I use Pyspark in Azure Databricks to transform data before sending it to a sink. In this sink any array must at most have a length of 100. In my data I have an array
that is always length 300 an a field specifying how many values of these are relevant (n_relevant
).
n_relevant
values might be:
E.g.:
array: [1,2,3,4,5,...300]
n_relevant: 4
desired outcome: [1,2,3,4]
array: [1,2,3,4,5,...300]
n_relevant: 200
desired outcome: [1,3,5,...199]
array: [1,2,3,4,5,...300]
n_relevant: 300
desired outcome: [1,4,7,...298]
array: [1,2,3,4,5,...300]
n_relevant: 800
desired outcome: [1,4,7,...298]
This little program reflects the desired behavior:
from math import ceil
def subsample(array:list,n_relevant:int)->list:
if n_relevant<100:
return [x for i,x in enumerate(array) if i<n_relevant]
if 100<=n_relevant<300:
mod=ceil(n_relevant/100)
return [x for i,x in enumerate(array) if i%mod==0 and i<n_relevant]
else:
return [x for i,x in enumerate(array) if i%3==0]
n_relevant=<choose n>
t1=[i for i in range(300)]
subsample(t1,n_relevant)
What I have tried:
transforms to set undesired values to 0
and remove those with array_remove could subset with a specific modulo BUT cannot adopt to n_relevant
. Specifically you cannot hand a parameter to the lambda function and you cannot dynamically change the function.

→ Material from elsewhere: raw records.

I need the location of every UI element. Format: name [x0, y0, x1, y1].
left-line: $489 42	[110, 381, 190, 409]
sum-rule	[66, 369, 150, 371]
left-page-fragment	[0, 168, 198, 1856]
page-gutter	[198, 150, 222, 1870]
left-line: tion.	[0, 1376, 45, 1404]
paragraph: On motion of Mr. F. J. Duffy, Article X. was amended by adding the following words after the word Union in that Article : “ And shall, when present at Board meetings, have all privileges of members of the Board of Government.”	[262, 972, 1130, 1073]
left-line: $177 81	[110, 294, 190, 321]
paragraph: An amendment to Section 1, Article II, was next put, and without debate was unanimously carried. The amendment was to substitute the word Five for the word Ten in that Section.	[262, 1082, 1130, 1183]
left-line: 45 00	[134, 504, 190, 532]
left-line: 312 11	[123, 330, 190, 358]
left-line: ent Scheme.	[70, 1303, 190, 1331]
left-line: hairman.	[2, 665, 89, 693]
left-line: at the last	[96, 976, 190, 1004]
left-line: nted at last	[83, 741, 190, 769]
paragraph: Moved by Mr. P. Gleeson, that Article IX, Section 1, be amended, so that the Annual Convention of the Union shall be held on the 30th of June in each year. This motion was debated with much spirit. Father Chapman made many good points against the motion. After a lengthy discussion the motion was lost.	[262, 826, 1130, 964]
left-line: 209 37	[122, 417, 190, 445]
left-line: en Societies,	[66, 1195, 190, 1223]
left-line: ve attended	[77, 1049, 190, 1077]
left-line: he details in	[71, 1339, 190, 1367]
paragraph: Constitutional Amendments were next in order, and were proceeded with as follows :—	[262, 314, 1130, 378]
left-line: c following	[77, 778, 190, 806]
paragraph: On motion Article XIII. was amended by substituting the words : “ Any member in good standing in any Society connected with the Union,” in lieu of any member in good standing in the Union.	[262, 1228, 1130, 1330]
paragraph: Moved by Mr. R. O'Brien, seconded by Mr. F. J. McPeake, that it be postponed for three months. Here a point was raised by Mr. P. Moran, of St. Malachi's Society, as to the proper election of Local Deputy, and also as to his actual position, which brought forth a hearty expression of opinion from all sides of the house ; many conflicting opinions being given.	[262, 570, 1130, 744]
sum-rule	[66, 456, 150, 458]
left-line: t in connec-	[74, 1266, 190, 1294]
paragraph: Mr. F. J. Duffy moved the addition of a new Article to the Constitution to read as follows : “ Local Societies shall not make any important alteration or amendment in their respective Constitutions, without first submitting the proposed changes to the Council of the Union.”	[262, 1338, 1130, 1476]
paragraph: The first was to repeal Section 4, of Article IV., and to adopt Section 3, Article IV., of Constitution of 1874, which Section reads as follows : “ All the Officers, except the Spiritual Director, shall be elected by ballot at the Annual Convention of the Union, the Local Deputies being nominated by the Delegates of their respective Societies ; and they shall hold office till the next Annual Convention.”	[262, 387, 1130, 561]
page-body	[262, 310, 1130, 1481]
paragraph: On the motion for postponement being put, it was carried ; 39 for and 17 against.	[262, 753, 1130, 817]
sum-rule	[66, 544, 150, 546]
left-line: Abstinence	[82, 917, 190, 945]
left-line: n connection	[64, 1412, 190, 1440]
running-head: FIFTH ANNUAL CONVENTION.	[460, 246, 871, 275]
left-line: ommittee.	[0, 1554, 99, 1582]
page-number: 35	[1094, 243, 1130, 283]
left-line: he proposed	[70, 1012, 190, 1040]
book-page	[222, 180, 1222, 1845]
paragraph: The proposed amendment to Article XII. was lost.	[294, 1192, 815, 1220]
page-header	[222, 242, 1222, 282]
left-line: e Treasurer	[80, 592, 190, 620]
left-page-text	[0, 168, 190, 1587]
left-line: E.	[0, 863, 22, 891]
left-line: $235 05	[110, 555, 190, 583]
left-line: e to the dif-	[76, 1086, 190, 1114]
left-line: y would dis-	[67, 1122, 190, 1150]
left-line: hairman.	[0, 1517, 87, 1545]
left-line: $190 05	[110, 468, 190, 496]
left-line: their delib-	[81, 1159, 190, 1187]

You can filter by index as follows
from pyspark.sql.types import StructField, StructType, IntegerType, ArrayType
df = spark.createDataFrame(
[[list(range(300)), 4], [list(range(300)), 200], [list(range(300)), 300], [list(range(300)), 800]],
schema=StructType(
[
StructField("array", ArrayType(IntegerType())),
StructField("n_relevant", IntegerType()),
]
),
)
df = df.withColumn(
"result",
F.when(F.col("n_relevant") <= 100, F.slice("array", 1, F.col("n_relevant")))
.when(
F.col("n_relevant") <= 200,
F.filter(
F.slice("array", 1, F.col("n_relevant")), lambda _, index: index % 2 == 0
),
)
.otherwise(
F.filter(
F.slice("array", 1, F.col("n_relevant")), lambda elem, index: index % 3 == 0
)
),
)
display(df)